LET ME OUT
Komedia Southside, Edinburgh
August, 2001

**** An X-rated ventriloquial farce

Nina Conti, former RSC actor and daughter of Tom, bids farewell to legitimate theatre and starts frolicking with her "knee-pals".

Proper ventriloquists apparently hate the term "dummies"; what a vent works with are "knee-pals". Conti, a veteran of theatrical fruitcake Ken Campbell's Warp company, was turned on by him to ventriloquism, and says that for the first time she feels comfortable as a performer, as she works with a variety of figures from a luvvie gibbon to an inflatable Scottish bear.

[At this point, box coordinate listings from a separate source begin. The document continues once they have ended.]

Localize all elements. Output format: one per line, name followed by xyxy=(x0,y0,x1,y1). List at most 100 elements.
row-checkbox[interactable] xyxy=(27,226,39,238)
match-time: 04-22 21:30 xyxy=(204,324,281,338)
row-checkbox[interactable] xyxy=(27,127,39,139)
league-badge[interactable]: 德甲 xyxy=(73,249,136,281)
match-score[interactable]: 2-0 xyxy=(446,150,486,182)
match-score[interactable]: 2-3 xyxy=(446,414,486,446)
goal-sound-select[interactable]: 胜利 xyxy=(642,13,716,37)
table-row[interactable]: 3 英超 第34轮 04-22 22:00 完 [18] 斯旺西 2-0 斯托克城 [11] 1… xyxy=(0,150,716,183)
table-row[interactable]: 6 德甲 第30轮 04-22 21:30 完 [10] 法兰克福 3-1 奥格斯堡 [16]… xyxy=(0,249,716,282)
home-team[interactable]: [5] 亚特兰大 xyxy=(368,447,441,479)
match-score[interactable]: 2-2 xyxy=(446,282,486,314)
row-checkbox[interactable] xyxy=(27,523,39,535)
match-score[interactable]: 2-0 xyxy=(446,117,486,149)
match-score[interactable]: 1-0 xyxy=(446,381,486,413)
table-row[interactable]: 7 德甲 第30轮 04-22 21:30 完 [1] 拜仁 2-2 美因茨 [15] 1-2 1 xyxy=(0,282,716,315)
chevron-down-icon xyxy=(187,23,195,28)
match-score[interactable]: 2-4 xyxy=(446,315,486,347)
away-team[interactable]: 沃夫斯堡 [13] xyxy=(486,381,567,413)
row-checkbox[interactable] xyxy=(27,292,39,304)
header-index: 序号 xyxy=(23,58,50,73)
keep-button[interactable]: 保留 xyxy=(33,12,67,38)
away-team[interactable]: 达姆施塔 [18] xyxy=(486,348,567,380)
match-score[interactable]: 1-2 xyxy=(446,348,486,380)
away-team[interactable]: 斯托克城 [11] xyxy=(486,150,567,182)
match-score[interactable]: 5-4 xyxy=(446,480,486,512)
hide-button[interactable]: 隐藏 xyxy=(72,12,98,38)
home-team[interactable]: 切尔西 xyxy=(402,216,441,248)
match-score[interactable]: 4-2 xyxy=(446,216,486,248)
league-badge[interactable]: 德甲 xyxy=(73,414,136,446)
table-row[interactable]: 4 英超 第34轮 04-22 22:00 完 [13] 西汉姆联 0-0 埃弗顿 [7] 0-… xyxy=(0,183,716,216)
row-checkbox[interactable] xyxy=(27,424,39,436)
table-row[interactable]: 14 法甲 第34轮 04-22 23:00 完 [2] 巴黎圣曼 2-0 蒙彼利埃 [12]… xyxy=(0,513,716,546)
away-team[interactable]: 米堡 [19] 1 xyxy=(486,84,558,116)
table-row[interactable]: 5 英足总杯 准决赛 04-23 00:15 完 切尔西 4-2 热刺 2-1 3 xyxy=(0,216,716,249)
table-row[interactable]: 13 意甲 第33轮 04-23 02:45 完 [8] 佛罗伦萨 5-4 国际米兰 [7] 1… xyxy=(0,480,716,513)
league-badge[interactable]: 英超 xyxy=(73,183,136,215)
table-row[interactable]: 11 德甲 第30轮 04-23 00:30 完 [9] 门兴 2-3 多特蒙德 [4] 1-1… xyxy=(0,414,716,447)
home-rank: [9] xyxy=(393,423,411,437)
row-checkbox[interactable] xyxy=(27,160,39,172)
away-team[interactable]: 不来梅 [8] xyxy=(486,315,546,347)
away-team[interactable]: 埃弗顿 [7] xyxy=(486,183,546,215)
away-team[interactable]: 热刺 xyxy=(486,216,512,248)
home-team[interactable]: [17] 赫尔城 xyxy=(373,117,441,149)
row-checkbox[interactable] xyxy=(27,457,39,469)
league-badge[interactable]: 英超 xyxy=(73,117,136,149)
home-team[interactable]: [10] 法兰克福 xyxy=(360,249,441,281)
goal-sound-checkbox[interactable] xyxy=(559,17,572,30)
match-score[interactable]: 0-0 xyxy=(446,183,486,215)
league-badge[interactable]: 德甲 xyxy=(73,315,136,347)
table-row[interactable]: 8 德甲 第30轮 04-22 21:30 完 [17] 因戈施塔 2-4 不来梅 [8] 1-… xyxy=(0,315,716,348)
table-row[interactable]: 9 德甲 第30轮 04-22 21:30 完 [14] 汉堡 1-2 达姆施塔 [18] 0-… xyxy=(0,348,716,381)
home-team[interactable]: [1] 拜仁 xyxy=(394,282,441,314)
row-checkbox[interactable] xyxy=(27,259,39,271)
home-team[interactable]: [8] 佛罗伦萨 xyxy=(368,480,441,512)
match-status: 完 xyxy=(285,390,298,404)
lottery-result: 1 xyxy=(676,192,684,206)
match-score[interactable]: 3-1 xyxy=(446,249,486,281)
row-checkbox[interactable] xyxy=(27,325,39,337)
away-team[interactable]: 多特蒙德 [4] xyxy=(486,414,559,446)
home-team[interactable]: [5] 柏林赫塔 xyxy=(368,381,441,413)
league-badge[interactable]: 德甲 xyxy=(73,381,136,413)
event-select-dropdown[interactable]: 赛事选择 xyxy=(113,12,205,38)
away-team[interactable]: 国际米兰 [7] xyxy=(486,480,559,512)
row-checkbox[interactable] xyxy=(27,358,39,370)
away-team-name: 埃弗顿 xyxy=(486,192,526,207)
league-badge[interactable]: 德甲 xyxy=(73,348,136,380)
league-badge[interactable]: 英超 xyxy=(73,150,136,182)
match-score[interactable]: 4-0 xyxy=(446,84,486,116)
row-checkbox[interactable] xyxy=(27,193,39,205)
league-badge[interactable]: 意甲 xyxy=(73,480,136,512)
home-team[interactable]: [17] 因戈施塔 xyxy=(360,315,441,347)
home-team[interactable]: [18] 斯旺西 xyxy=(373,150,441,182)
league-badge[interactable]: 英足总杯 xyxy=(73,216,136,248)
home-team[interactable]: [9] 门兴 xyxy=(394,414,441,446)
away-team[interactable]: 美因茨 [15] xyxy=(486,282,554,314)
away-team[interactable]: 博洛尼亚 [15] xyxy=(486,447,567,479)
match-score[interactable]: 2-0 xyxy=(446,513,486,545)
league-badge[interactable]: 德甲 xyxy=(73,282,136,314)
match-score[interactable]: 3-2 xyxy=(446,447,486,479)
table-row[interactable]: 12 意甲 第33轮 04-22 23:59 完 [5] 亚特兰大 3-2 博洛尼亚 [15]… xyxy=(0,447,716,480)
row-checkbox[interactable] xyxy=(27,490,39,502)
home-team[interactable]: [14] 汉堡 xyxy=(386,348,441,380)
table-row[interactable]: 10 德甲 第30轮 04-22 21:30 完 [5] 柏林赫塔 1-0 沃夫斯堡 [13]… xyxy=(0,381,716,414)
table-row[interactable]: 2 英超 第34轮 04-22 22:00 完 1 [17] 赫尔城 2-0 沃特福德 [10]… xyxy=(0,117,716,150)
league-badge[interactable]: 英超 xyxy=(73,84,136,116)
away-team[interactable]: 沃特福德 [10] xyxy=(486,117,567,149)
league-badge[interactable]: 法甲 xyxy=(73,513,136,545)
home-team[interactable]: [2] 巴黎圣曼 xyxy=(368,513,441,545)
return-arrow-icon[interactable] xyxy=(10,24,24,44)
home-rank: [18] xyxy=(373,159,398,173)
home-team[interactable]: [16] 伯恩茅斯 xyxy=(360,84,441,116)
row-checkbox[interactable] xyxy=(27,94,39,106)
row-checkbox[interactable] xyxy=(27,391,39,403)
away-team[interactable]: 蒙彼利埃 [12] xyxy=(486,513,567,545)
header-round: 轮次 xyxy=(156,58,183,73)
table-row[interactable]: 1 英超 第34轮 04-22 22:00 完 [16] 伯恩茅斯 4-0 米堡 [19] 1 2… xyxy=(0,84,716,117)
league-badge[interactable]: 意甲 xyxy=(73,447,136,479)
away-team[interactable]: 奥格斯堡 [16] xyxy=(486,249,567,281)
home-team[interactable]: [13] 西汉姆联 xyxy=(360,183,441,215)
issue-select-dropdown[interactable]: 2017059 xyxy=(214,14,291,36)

This piece was written for her by Campbell, and it shows in the deliciously bizarre phrasing and out-of-kilter world view; he also makes a couple of appearances, as an offstage voice thrown by Conti and in effigy as the face of the huge "Blob Hoskins" figure. One of the milestones of venting is apparently to be possessed by a voice which seems entirely alien to the speaker, and the climax of this hour-long show occurs when, to put it bluntly, Conti finds herself talking out of her backside.

This is not a production of high-gloss showbiz ventriloquism – as she acknowledges, "I've still got a bit of residual lip flutter" – but Conti has a real talent in this line, and the show is an off-the-wall delight.